(Follow up to an earlier SRQPATS post on this page,
Bad for the Jews, Bad for America,
by Sandy Goodman a retired producer for NBC Nightly News)
The Fracturing of the Jewish People
Israel has become a red state while U.S. Jews remain blue.
By William A. Galston - WSJ
“Israel is the home of all Jews,” Prime Minister Benjamin Netanyahu declared in his address to the American Jewish Committee Global Forum in Jerusalem recently. “Every Jew should feel at home in Israel.” There is a lot of history packed into these terse sentences, and just as much controversy.
The assertion that Israel is the home, not just a home, for all Jews is the core of classical Zionism. It implies that no other country can be a home, even if the Jews living there think it is. The Jews of Andalusia thought they were at home—until Christian rulers arrived and expelled them in the 15th century. The Jews of Germany thought they were fully German until a regime defined by murderous hatred of all Jews came to power.
But today, for the first time since the Talmudic era, there are two strong, self-confident centers of Jewish life. One of them embodies the Zionist proposition; the other rejects it outright. American Jews, the largest diaspora population, don’t believe they are living in exile, or even in danger. America is different, they insist. To the extent that America rests on civic principles rather than ethnic or religious identity, its liberal democratic institutions can accept Jews as equal citizens, as George Washington promised in his famous letter to the Touro Synagogue.
For most American Jews, the U.S. isn’t a temporary resting place interrupting ceaseless wandering; it is their permanent home. When they say “Next year in Jerusalem!” at the end of each Passover Seder, they don’t mean it literally.
What if they are wrong and the pessimists are right? What if the marchers in Charlottesville chanting “the Jews will not replace us” are the harbingers of a momentous shift from civic nationalism to white Christian identity as the basis of the American polity?
This is where the existence of Israel becomes a transformative fact. A poem by Robert Frost contains a thought-provoking line: “Home is where, when you have to go there, they have to take you in.” Israel is the only country that guarantees immediate entry and citizenship to every Jew who knocks on its door. This is the sense in which Israel is the home for all Jews.
It is also why Israel means the end of Jewish exile. For two millennia, Jews faced a terrible choice between persecution and statelessness, as when the SS St. Louis, crammed with Jewish refugees, wandered from port to port in 1939 looking for a country that would accept its passengers. The creation of Israel gave Jews a third choice.
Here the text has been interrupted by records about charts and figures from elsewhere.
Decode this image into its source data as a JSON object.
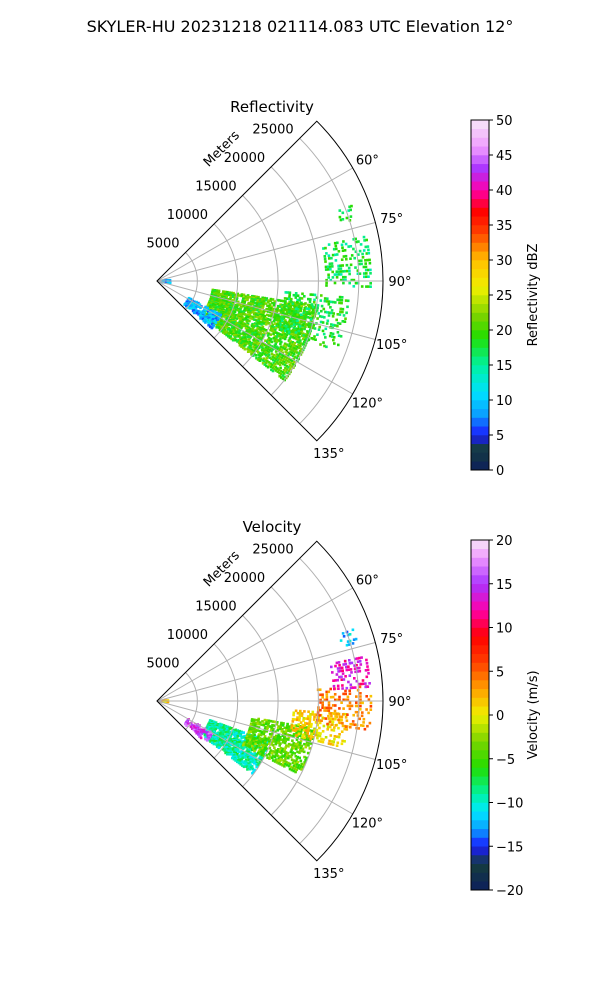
{
  "figure_title": "SKYLER-HU  20231218  021114.083 UTC Elevation 12°",
  "chart_data": [
    {
      "type": "heatmap",
      "projection": "polar-sector",
      "title": "Reflectivity",
      "radial_label": "Meters",
      "radial_ticks": [
        5000,
        10000,
        15000,
        20000,
        25000
      ],
      "radial_tick_labels": [
        "5000",
        "10000",
        "15000",
        "20000",
        "25000"
      ],
      "theta_ticks": [
        60,
        75,
        90,
        105,
        120,
        135
      ],
      "theta_tick_labels": [
        "60°",
        "75°",
        "90°",
        "105°",
        "120°",
        "135°"
      ],
      "theta_range_deg": [
        45,
        135
      ],
      "r_range_m": [
        0,
        28000
      ],
      "grid": true,
      "colorbar": {
        "label": "Reflectivity dBZ",
        "range": [
          0,
          50
        ],
        "ticks": [
          0,
          5,
          10,
          15,
          20,
          25,
          30,
          35,
          40,
          45,
          50
        ],
        "tick_labels": [
          "0",
          "5",
          "10",
          "15",
          "20",
          "25",
          "30",
          "35",
          "40",
          "45",
          "50"
        ],
        "stops": [
          [
            0,
            "#0d1f5c"
          ],
          [
            3,
            "#153d3d"
          ],
          [
            5,
            "#1a1aff"
          ],
          [
            8,
            "#0aa0ff"
          ],
          [
            11,
            "#00e0ff"
          ],
          [
            15,
            "#00f2a0"
          ],
          [
            19,
            "#22dd00"
          ],
          [
            22,
            "#7ad400"
          ],
          [
            26,
            "#f0f000"
          ],
          [
            30,
            "#ffbf00"
          ],
          [
            34,
            "#ff4000"
          ],
          [
            37,
            "#ff0000"
          ],
          [
            40,
            "#ff00aa"
          ],
          [
            43,
            "#aa33ff"
          ],
          [
            46,
            "#ee99ff"
          ],
          [
            50,
            "#f8e8f8"
          ]
        ]
      },
      "echo_regions": [
        {
          "az": [
            99,
            128
          ],
          "r_m": [
            7000,
            20000
          ],
          "value": 20,
          "density": 0.75
        },
        {
          "az": [
            95,
            112
          ],
          "r_m": [
            16000,
            24000
          ],
          "value": 18,
          "density": 0.35
        },
        {
          "az": [
            78,
            92
          ],
          "r_m": [
            21000,
            26500
          ],
          "value": 17,
          "density": 0.35
        },
        {
          "az": [
            68,
            73
          ],
          "r_m": [
            24000,
            26000
          ],
          "value": 17,
          "density": 0.25
        },
        {
          "az": [
            118,
            131
          ],
          "r_m": [
            4500,
            9000
          ],
          "value": 9,
          "density": 0.55
        },
        {
          "az": [
            86,
            100
          ],
          "r_m": [
            300,
            1600
          ],
          "value": 9,
          "density": 0.6
        }
      ]
    },
    {
      "type": "heatmap",
      "projection": "polar-sector",
      "title": "Velocity",
      "radial_label": "Meters",
      "radial_ticks": [
        5000,
        10000,
        15000,
        20000,
        25000
      ],
      "radial_tick_labels": [
        "5000",
        "10000",
        "15000",
        "20000",
        "25000"
      ],
      "theta_ticks": [
        60,
        75,
        90,
        105,
        120,
        135
      ],
      "theta_tick_labels": [
        "60°",
        "75°",
        "90°",
        "105°",
        "120°",
        "135°"
      ],
      "theta_range_deg": [
        45,
        135
      ],
      "r_range_m": [
        0,
        28000
      ],
      "grid": true,
      "colorbar": {
        "label": "Velocity (m/s)",
        "range": [
          -20,
          20
        ],
        "ticks": [
          -20,
          -15,
          -10,
          -5,
          0,
          5,
          10,
          15,
          20
        ],
        "tick_labels": [
          "−20",
          "−15",
          "−10",
          "−5",
          "0",
          "5",
          "10",
          "15",
          "20"
        ],
        "stops": [
          [
            -20,
            "#0d1f5c"
          ],
          [
            -17,
            "#153d3d"
          ],
          [
            -15,
            "#1a1aff"
          ],
          [
            -13,
            "#0aa0ff"
          ],
          [
            -11,
            "#00e8ff"
          ],
          [
            -9,
            "#00f2a0"
          ],
          [
            -6,
            "#22dd00"
          ],
          [
            -3,
            "#7ad400"
          ],
          [
            0,
            "#f0f000"
          ],
          [
            3,
            "#ffa000"
          ],
          [
            6,
            "#ff4000"
          ],
          [
            9,
            "#ff0000"
          ],
          [
            12,
            "#ff00aa"
          ],
          [
            15,
            "#aa33ff"
          ],
          [
            18,
            "#ee99ff"
          ],
          [
            20,
            "#f8e8f8"
          ]
        ]
      },
      "echo_regions": [
        {
          "az": [
            110,
            128
          ],
          "r_m": [
            7000,
            15000
          ],
          "value": -9,
          "density": 0.75
        },
        {
          "az": [
            100,
            118
          ],
          "r_m": [
            12000,
            20000
          ],
          "value": -4,
          "density": 0.65
        },
        {
          "az": [
            94,
            104
          ],
          "r_m": [
            17000,
            24000
          ],
          "value": 1,
          "density": 0.45
        },
        {
          "az": [
            86,
            98
          ],
          "r_m": [
            20000,
            26500
          ],
          "value": 4,
          "density": 0.4
        },
        {
          "az": [
            78,
            87
          ],
          "r_m": [
            22000,
            26500
          ],
          "value": 13,
          "density": 0.4
        },
        {
          "az": [
            120,
            130
          ],
          "r_m": [
            4500,
            8000
          ],
          "value": 15,
          "density": 0.4
        },
        {
          "az": [
            70,
            74
          ],
          "r_m": [
            24000,
            26000
          ],
          "value": -12,
          "density": 0.25
        },
        {
          "az": [
            87,
            95
          ],
          "r_m": [
            300,
            1500
          ],
          "value": 2,
          "density": 0.55
        }
      ]
    }
  ]
}
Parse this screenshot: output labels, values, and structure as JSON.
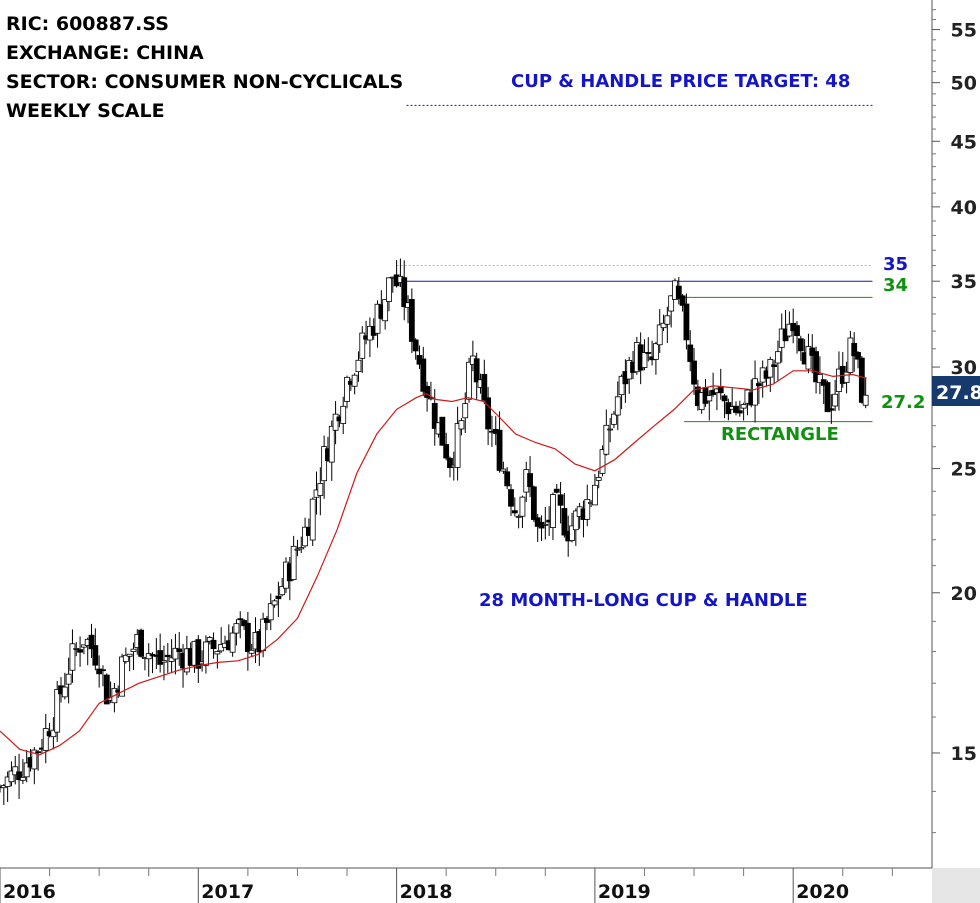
{
  "header": {
    "ric": "RIC: 600887.SS",
    "exchange": "EXCHANGE: CHINA",
    "sector": "SECTOR: CONSUMER NON-CYCLICALS",
    "scale": "WEEKLY SCALE"
  },
  "annotations": {
    "target": "CUP & HANDLE PRICE TARGET: 48",
    "pattern": "28 MONTH-LONG CUP & HANDLE",
    "rectangle": "RECTANGLE",
    "level_35": "35",
    "level_34": "34",
    "level_272": "27.2",
    "last_price": "27.8"
  },
  "chart_data": {
    "type": "candlestick",
    "y_scale": "log",
    "ylim": [
      12.2,
      58
    ],
    "y_ticks": [
      15,
      20,
      25,
      30,
      35,
      40,
      45,
      50,
      55
    ],
    "x_range": [
      2016.0,
      2020.7
    ],
    "x_ticks": [
      {
        "label": "2016",
        "x": 2016.0
      },
      {
        "label": "2017",
        "x": 2017.0
      },
      {
        "label": "2018",
        "x": 2018.0
      },
      {
        "label": "2019",
        "x": 2019.0
      },
      {
        "label": "2020",
        "x": 2020.0
      }
    ],
    "price_path": [
      [
        2016.0,
        14.1
      ],
      [
        2016.1,
        14.6
      ],
      [
        2016.2,
        15.2
      ],
      [
        2016.28,
        16.2
      ],
      [
        2016.35,
        17.6
      ],
      [
        2016.42,
        18.5
      ],
      [
        2016.5,
        17.8
      ],
      [
        2016.55,
        16.4
      ],
      [
        2016.62,
        17.6
      ],
      [
        2016.7,
        18.4
      ],
      [
        2016.8,
        17.6
      ],
      [
        2016.9,
        18.0
      ],
      [
        2017.0,
        17.8
      ],
      [
        2017.1,
        18.2
      ],
      [
        2017.2,
        18.7
      ],
      [
        2017.3,
        18.1
      ],
      [
        2017.38,
        19.5
      ],
      [
        2017.45,
        20.8
      ],
      [
        2017.55,
        22.6
      ],
      [
        2017.62,
        25.0
      ],
      [
        2017.68,
        27.0
      ],
      [
        2017.75,
        29.4
      ],
      [
        2017.82,
        31.0
      ],
      [
        2017.88,
        32.4
      ],
      [
        2017.94,
        34.0
      ],
      [
        2017.98,
        35.4
      ],
      [
        2018.04,
        33.8
      ],
      [
        2018.1,
        31.0
      ],
      [
        2018.15,
        29.0
      ],
      [
        2018.2,
        27.2
      ],
      [
        2018.27,
        25.4
      ],
      [
        2018.33,
        27.0
      ],
      [
        2018.38,
        30.5
      ],
      [
        2018.45,
        27.4
      ],
      [
        2018.52,
        25.6
      ],
      [
        2018.6,
        23.2
      ],
      [
        2018.66,
        24.6
      ],
      [
        2018.72,
        22.0
      ],
      [
        2018.8,
        23.4
      ],
      [
        2018.87,
        22.4
      ],
      [
        2018.93,
        23.2
      ],
      [
        2018.98,
        23.8
      ],
      [
        2019.05,
        26.0
      ],
      [
        2019.12,
        28.6
      ],
      [
        2019.2,
        30.8
      ],
      [
        2019.28,
        30.0
      ],
      [
        2019.34,
        32.0
      ],
      [
        2019.4,
        34.2
      ],
      [
        2019.46,
        32.0
      ],
      [
        2019.52,
        28.4
      ],
      [
        2019.6,
        28.6
      ],
      [
        2019.68,
        28.0
      ],
      [
        2019.74,
        27.6
      ],
      [
        2019.8,
        28.9
      ],
      [
        2019.88,
        29.6
      ],
      [
        2019.94,
        31.4
      ],
      [
        2020.0,
        33.0
      ],
      [
        2020.06,
        31.0
      ],
      [
        2020.12,
        29.0
      ],
      [
        2020.18,
        28.0
      ],
      [
        2020.24,
        29.6
      ],
      [
        2020.3,
        31.2
      ],
      [
        2020.34,
        29.0
      ],
      [
        2020.37,
        27.8
      ]
    ],
    "moving_average": [
      [
        2016.0,
        15.6
      ],
      [
        2016.1,
        15.1
      ],
      [
        2016.2,
        14.95
      ],
      [
        2016.3,
        15.2
      ],
      [
        2016.4,
        15.6
      ],
      [
        2016.5,
        16.4
      ],
      [
        2016.6,
        16.7
      ],
      [
        2016.7,
        17.0
      ],
      [
        2016.8,
        17.2
      ],
      [
        2016.9,
        17.4
      ],
      [
        2017.0,
        17.55
      ],
      [
        2017.1,
        17.65
      ],
      [
        2017.2,
        17.7
      ],
      [
        2017.3,
        17.9
      ],
      [
        2017.4,
        18.4
      ],
      [
        2017.5,
        19.1
      ],
      [
        2017.6,
        20.6
      ],
      [
        2017.7,
        22.4
      ],
      [
        2017.8,
        24.8
      ],
      [
        2017.9,
        26.6
      ],
      [
        2018.0,
        27.8
      ],
      [
        2018.1,
        28.4
      ],
      [
        2018.15,
        28.6
      ],
      [
        2018.2,
        28.3
      ],
      [
        2018.28,
        28.2
      ],
      [
        2018.36,
        28.4
      ],
      [
        2018.44,
        28.2
      ],
      [
        2018.52,
        27.4
      ],
      [
        2018.6,
        26.6
      ],
      [
        2018.7,
        26.2
      ],
      [
        2018.8,
        25.9
      ],
      [
        2018.9,
        25.2
      ],
      [
        2019.0,
        24.9
      ],
      [
        2019.1,
        25.4
      ],
      [
        2019.2,
        26.2
      ],
      [
        2019.3,
        27.0
      ],
      [
        2019.4,
        27.8
      ],
      [
        2019.5,
        28.8
      ],
      [
        2019.6,
        29.0
      ],
      [
        2019.7,
        28.9
      ],
      [
        2019.8,
        28.8
      ],
      [
        2019.9,
        29.1
      ],
      [
        2020.0,
        29.8
      ],
      [
        2020.1,
        29.8
      ],
      [
        2020.2,
        29.5
      ],
      [
        2020.3,
        29.6
      ],
      [
        2020.37,
        29.4
      ]
    ],
    "levels": [
      {
        "label": "35",
        "value": 35,
        "color": "#1515c8",
        "x_start": 2018.02,
        "x_end": 2020.4
      },
      {
        "label": "34",
        "value": 34,
        "color": "#129012",
        "x_start": 2019.43,
        "x_end": 2020.4
      },
      {
        "label": "27.2",
        "value": 27.2,
        "color": "#129012",
        "x_start": 2019.45,
        "x_end": 2020.4
      },
      {
        "label": "",
        "value": 36,
        "color": "#bbbbbb",
        "x_start": 2018.0,
        "x_end": 2020.4,
        "dashed": true
      },
      {
        "label": "48",
        "value": 48,
        "color": "#1515c8",
        "x_start": 2018.05,
        "x_end": 2020.4,
        "dashed": true
      }
    ],
    "colors": {
      "up_candle": "#ffffff",
      "down_candle": "#000000",
      "moving_average": "#d01818",
      "last_price_bg": "#163a6e",
      "axis": "#555555"
    }
  }
}
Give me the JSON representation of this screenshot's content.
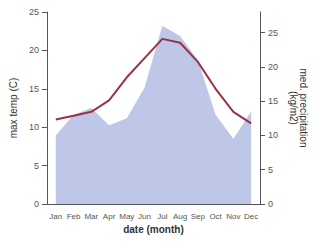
{
  "chart_data": {
    "type": "line",
    "categories": [
      "Jan",
      "Feb",
      "Mar",
      "Apr",
      "May",
      "Jun",
      "Jul",
      "Aug",
      "Sep",
      "Oct",
      "Nov",
      "Dec"
    ],
    "xlabel": "date (month)",
    "ylabel": "max temp (C)",
    "y2label": "med. precipitation\n(kg/m2)",
    "series": [
      {
        "type": "area",
        "axis": "y2",
        "color": "#aab4e0",
        "values": [
          10.0,
          13.0,
          14.0,
          11.5,
          12.5,
          17.0,
          26.0,
          24.5,
          21.0,
          13.0,
          9.5,
          13.5
        ]
      },
      {
        "type": "line",
        "color": "#993344",
        "values": [
          11.0,
          11.5,
          12.0,
          13.5,
          16.5,
          19.0,
          21.5,
          21.0,
          18.5,
          15.0,
          12.0,
          10.5
        ]
      }
    ],
    "ylim": [
      0,
      25
    ],
    "yticks": [
      0,
      5,
      10,
      15,
      20,
      25
    ],
    "y2lim": [
      0,
      28
    ],
    "y2ticks": [
      0,
      5,
      10,
      15,
      20,
      25
    ],
    "grid": false
  }
}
In that sense, Israel fulfills the Zionist goal of the “negation of the exile.” This is consistent with the existence of permanent Jewish communities outside the state of Israel. The end of exile as an unchosen political condition doesn’t mean the end of the diaspora* as a voluntary condition.
The emergence of two permanent poles of Jewish life—one in Israel and one in the diaspora—offers new possibilities but also presents new challenges. The challenges are underscored by an American Jewish Committee survey released as its conference convened in Jerusalem.
In effect, Israeli Jews are a red state while American Jews are a blue state. Seventy-seven percent of Israeli Jews approve of President Trump’s handling of relations between the U.S. and Israel, compared with only 34% of American Jews. Eighty-five percent of Israeli Jews, but only 46% of American Jews, back Mr. Trump’s decision to recognize Jerusalem as Israel’s capital and move the embassy there. Fifty-nine percent of American Jews would support dismantling at least some settlements as part of a final settlement with the Palestinians; only 39% of Israeli Jews would do so. Eighty percent of American Jews but only 49% of Israeli Jews favor allowing Conservative and Reform as well as Orthodox rabbis to officiate at Israeli weddings, divorces and conversions. And 73% of American Jews but only 42% of Israeli Jews support both sexes praying together at the Western Wall rather than the strict separation required by Orthodox Judaism.
Underlying these policy differences is a deep jurisdictional dispute. Although both American and Israeli Jews believe that they are part of one people, and that they benefit from one another’s strength, they are divided by citizenship. Relying on the idea of shared peoplehood, 53% of American Jews believe that it is appropriate for them to influence Israeli security issues. Speaking as citizens of a sovereign state, 68% of Israelis disagree.
When Israeli policy principally affects Israeli citizens, noncitizens may offer advice but cannot demand influence on the outcome. But when Israel acts as the guardian of the patrimony of the entire Jewish people, as it surely does with the Western Wall, it has a greater responsibility to weigh the views of the wider Jewish community. Because security issues occupy a gray zone in this continuum, Jews in and outside Israel will continue to debate not only the substance of these issues but also their respective claims to a stake in their resolution.
*the dispersion of the Jews beyond Israel.